Striking Zimbabwean doctors defied a government ultimatum to return to work on Monday, after rejecting a 60% pay rise offer they say is not enough to keep up with soaring prices of basic goods.
The southern African nation’s economy is grappling with its worst crisis in a decade, with triple-digit inflation, rolling power cuts and shortages of US dollars, medicines and fuel reviving memories of 2008’s hyper-inflation under late President Robert Mugabe.
The Zimbabwe Hospital Doctors Association (ZHDA), the union for junior and middle level doctors in the public sector, pulled out of the Health Apex Council representing public health workers in negotiations with government, saying it no longer served their interests.
The association said the government offer was “ridiculous” as it would take their monthly salaries to around 1 700 Zimbabwe dollars ($111), well below their demand of a 400% salary hike.
More than 100 members marched at Parirenyatwa Hospital in Harare demanding higher pay and vowing not to return to work.
The doctors have been on strike for more than a month, which has seen some patients turned away from public hospitals struggling with shortages of medicines.
ZHDA said in a statement government was not willing to address their concerns but responded with “intimidation and threats of disciplinary action or dismissals.”
“The will and desire is there but the means to execute their duties does not exist,” it said.

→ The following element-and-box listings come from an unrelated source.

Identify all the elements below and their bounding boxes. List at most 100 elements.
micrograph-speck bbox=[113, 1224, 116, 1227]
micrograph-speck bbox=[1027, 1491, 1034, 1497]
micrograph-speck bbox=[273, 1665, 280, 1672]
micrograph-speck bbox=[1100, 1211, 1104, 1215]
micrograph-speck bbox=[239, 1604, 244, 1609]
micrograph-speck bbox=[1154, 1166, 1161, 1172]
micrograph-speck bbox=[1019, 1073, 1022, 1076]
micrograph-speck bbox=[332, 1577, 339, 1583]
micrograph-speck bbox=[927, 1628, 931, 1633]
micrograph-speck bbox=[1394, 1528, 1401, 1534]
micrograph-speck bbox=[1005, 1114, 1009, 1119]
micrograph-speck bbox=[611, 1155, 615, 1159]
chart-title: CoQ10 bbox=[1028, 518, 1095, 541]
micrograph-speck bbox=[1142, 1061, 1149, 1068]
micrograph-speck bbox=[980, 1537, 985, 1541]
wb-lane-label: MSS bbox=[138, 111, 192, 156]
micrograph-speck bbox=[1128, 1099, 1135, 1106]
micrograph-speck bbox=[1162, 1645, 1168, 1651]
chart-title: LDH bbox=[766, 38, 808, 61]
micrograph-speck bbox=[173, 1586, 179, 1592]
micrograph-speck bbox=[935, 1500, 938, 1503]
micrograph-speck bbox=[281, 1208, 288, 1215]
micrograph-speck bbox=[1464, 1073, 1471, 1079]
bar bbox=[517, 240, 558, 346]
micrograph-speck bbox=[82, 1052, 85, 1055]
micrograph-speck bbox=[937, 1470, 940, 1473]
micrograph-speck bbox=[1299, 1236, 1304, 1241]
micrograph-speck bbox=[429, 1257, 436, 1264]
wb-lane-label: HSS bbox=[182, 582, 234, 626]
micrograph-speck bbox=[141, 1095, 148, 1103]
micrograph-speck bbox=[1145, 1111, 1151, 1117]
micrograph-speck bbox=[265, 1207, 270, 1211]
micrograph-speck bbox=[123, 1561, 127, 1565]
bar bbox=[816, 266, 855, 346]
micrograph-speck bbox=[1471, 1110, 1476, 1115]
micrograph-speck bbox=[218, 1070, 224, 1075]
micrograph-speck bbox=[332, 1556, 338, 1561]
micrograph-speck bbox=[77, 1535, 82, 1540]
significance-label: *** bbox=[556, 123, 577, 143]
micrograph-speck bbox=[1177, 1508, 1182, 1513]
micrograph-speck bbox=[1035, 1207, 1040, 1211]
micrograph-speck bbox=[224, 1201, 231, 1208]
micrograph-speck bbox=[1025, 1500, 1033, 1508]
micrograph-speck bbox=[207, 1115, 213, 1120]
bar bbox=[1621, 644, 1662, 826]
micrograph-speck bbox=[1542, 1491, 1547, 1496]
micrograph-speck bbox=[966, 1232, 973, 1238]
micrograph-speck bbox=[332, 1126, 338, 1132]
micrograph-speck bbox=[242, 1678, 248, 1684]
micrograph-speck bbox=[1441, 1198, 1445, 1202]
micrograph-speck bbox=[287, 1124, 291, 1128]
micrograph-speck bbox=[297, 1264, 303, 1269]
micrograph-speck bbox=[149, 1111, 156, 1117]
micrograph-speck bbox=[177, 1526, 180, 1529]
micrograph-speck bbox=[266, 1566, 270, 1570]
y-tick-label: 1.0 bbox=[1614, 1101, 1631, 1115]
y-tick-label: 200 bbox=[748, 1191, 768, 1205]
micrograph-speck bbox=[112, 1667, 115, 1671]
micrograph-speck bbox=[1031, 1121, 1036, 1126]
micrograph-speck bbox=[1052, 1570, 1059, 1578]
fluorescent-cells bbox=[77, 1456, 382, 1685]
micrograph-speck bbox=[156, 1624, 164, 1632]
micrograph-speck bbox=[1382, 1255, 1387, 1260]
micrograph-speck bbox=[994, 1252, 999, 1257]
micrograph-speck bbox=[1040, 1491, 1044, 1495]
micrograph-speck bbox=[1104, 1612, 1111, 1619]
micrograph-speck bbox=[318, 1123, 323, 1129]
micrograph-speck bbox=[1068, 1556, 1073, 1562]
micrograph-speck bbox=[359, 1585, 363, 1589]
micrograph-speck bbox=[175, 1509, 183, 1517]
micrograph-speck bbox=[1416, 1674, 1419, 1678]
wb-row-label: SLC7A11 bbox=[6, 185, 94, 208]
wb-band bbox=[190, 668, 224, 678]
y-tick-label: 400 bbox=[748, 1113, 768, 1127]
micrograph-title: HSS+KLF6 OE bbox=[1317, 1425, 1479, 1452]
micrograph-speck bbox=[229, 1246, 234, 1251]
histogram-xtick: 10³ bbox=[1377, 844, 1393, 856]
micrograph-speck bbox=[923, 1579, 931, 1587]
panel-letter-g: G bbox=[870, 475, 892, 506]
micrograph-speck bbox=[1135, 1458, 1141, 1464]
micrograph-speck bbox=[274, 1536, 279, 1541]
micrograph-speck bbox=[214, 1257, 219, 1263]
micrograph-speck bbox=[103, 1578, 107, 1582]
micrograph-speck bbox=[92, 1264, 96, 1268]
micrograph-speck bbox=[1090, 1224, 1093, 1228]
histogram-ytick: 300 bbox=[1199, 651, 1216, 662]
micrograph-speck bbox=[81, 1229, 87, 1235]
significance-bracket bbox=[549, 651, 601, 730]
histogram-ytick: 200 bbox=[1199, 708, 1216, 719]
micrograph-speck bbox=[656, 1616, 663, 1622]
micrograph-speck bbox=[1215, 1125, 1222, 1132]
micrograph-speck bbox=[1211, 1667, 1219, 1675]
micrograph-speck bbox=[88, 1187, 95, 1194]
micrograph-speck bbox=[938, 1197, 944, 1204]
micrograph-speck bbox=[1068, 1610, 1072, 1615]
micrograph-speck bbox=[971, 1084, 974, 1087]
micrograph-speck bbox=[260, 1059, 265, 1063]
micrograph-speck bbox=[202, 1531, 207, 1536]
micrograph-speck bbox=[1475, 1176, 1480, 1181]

Health Minister Obadiah Moyo, who issued the ultimatum for doctors to return to work or face disciplinary action, could not immediately comment.
Tapiwa Mungofa, ZHDA treasurer, later told reporters the World Health Organisation and other United Nations agencies should help raise funding for Zimbabwe’s health sector and broker a solution to end the strike.
The doctors want salaries indexed to the US dollar because the Zimbabwe dollar is losing value against the greenback while earnings are eroded by inflation, which the International Monetary Fund said stood at nearly 300% in August.
Government raised the price of diesel and petrol by up to 27% on Saturday, followed by increases in prices of goods including sugar, cooking oil and milk and transport.
Last week, President Emmerson Mnangagwa pleaded for time and patience to revive the economy.
Hopes it would quickly rebound under Mnangagwa, who took over after Mugabe was deposed in November 2017, faded fast, as Zimbabweans grapple with inflation that erodes earnings and savings.